The second highly problematic point concerns graphs. Traditional software produces graphs that are generally austere, fixed, and can only be manipulated by command lines. Statisticians are often forced to use additional software (Photoshop, Gimp) that they do not master well. In order to solve this, the following solutions have been chosen:

  • Interactive graphs allow, when you click on a part of the graph (for example on an outlier) to select the corresponding data. This action also sorts the database so that the selected data is present at the top of the column. This makes it possible to access specific values very quickly.

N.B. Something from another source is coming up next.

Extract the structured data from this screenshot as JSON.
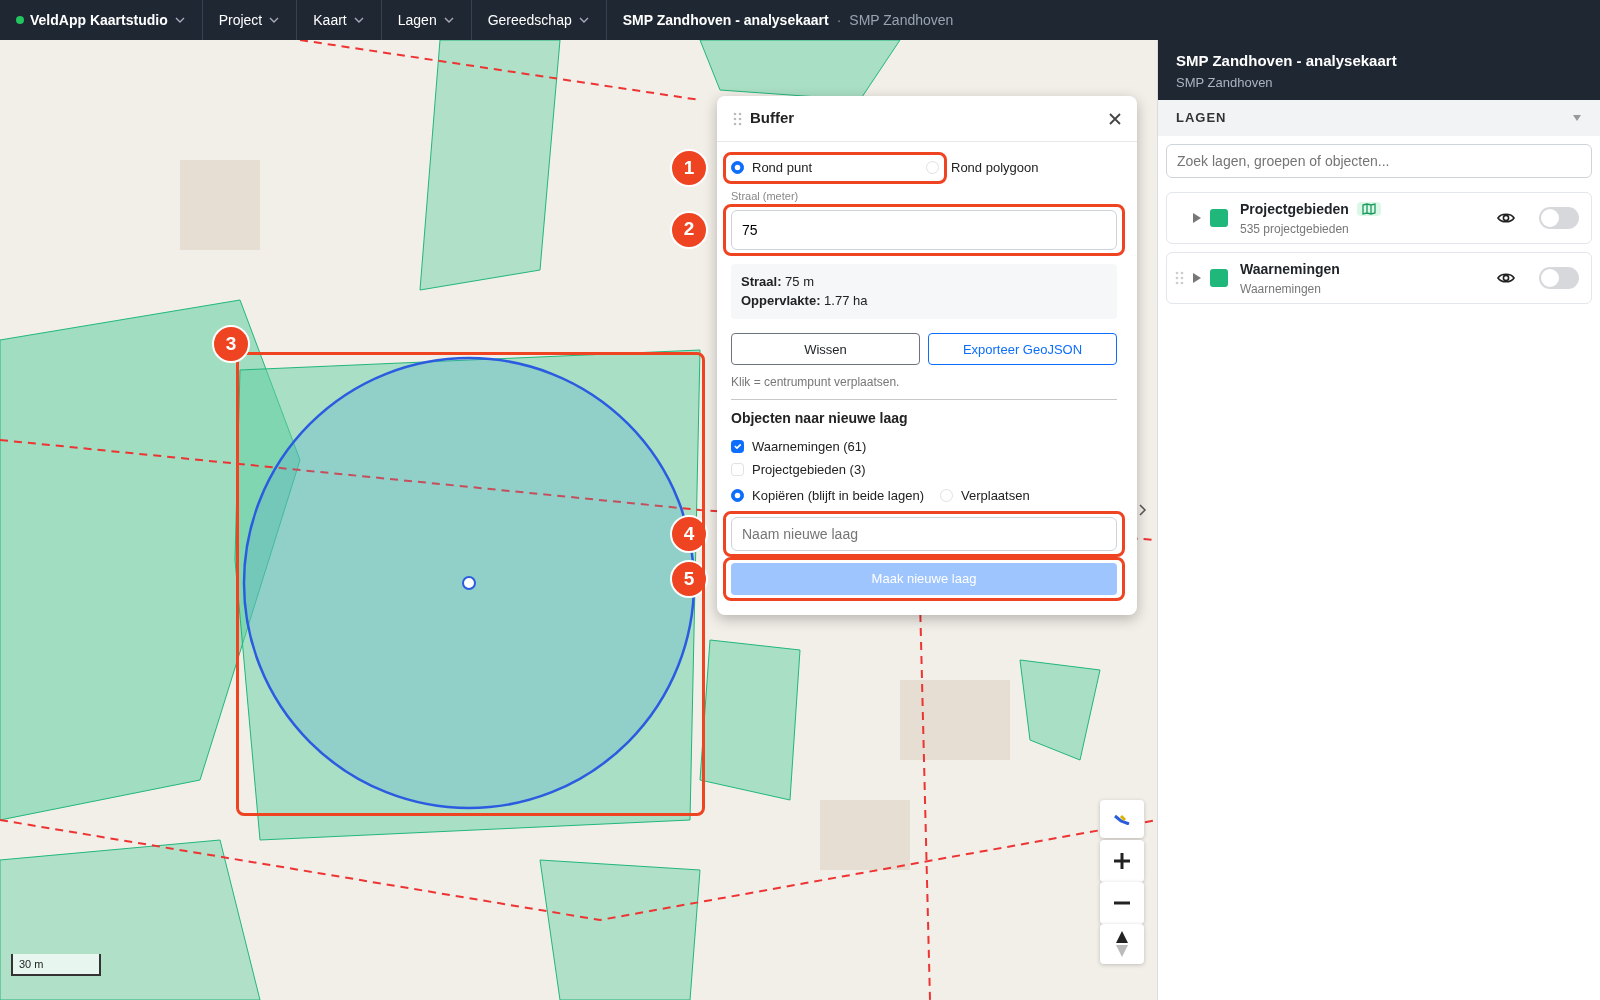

  • Some graphs are mandatory parts of an analysis. Their production has been automated: univariate analysis (Fig. 2 and S3) but also statistical test graphs (Fig. 3).

  • An interface allows the user to easily modify the graph settings. A first window groups the parameters by theme. When a theme is selected, the details of the options are presented in a second window. The third shows the graph. For example, the publication of articles requires drawings with a resolution of 300 DPI and no alpha channel. Few statisticians know what these two terms mean. The interface simplifies the modification of these two parameters (Fig. 1 and S5).

  • Finally, exporting a graph to other software can be done by a simple drag&drop (Figure S3).

Fig. 2.
figure 2

Detection of problematic variables at a glance. There is an outlier in Age and Sex is incorrectly coded.

Fig. 3.
figure 3

Bivariate graphical representation. Age and Sexe relatively to another previously selected variable.

5 Conclusions

In this article, we have presented the methodology that led us to design R++, a statistical analysis software integrated into a user-friendly interface.

There are still many areas in which statistical analysis could benefit from HCI contributions. In Fig. 2, the appearance of the graphs limits the position of the displayed data. User feedback could allow us to determine if it is a blocking element. If so, could solutions such as perspective wall [8] help? Or could Focus+Context [9] be adapted to the statistical context? Similarly, the graph interface requires you to leave the data page. Would it be possible to use a more direct configuration solution, such as Magic Lenses? [10].

Another interesting field, one of the pillars of science is the possibility of being able to reproduce an analysis. All statistical software therefore produces code. But statisticians are not programmers. Similarly, unlike some computer codes, which no longer need to be modified when they are fully functional, statisticians’ codes are intended to be read again by others (to verify the analyses). It would therefore be interesting to work on a script editor that would make programming accessible to the novice and facilitate code review.

Finally, statistical analysis requires the simultaneous display of a large amount of information. Statisticians almost always have two screens, although this is not always enough. Moving part of the interface (data control, 3D graph display control,...) to an external device could optimize the display of information on the screen.